Justice Kirby’s alleged misuse of a marker pen belonging to the Commonwealth was a focus of proceedings in today’s unusual Federal parliamentary “summer session”. Midway into a speech on Australian family values, NSW senator Bill Heffernan paused and had a tipstaff bring in a graffiti-covered toilet door, said to be from a Darlinghurst hotel. In the middle of this door, Senator Heffernan described for the benefit of the Hansard reporters, was an inscription written by a black marker pen, saying “For a good time, ring Michael on …”. The phone number itself could not be deciphered, Senator Heffernan explained, because it had at some stage been covered by an “I Shoot and I Vote” sticker, which proved impossible to remove without also removing the key layer of paintwork on which “Michael’s” phone number had been written.

Nonetheless, Senator Heffernan stated, there was conclusive, firm evidence to link “Michael’s” toilet door graffito to Justice Kirby. Brandishing a High Court stationery order docket, Senator Heffernan read from it – “Black marker pen, Darlinghurst dunny-trawling strength”.

Following uproar in the House over this allegation, an investigation yesterday afternoon was quickly able to establish that the stationery order docket was a crude forgery. In the face of this evidence, Senator Heffernan apologised unreservedly to Justice Kirby.

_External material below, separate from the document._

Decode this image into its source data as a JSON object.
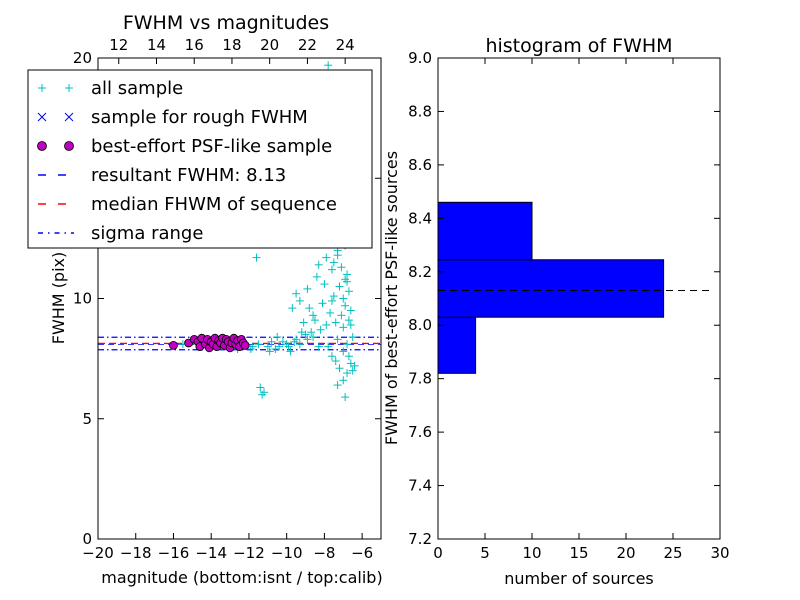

Justice Kirby’s problem were still not quite over for the day, however, when he jocularly suggested at a media conference that the newly-infamous toilet door be acquired by the Parliament House art collection, and put on public display. Late yesterday evening, privacy advocates leapt upon Justice Kirby’s suggestion for the toilet door, with one calling it “an outrageous breach of civil liberties”. For his part, Senator Heffernan issued a midnight media release, calling for a independent inquiry into the purposes for which Justice Kirby wanted the toilet door placed on public display, and whether, “in particular, these purposes may have included Justice Kirby’s own need for unnatural personal gratification from fresh sources”.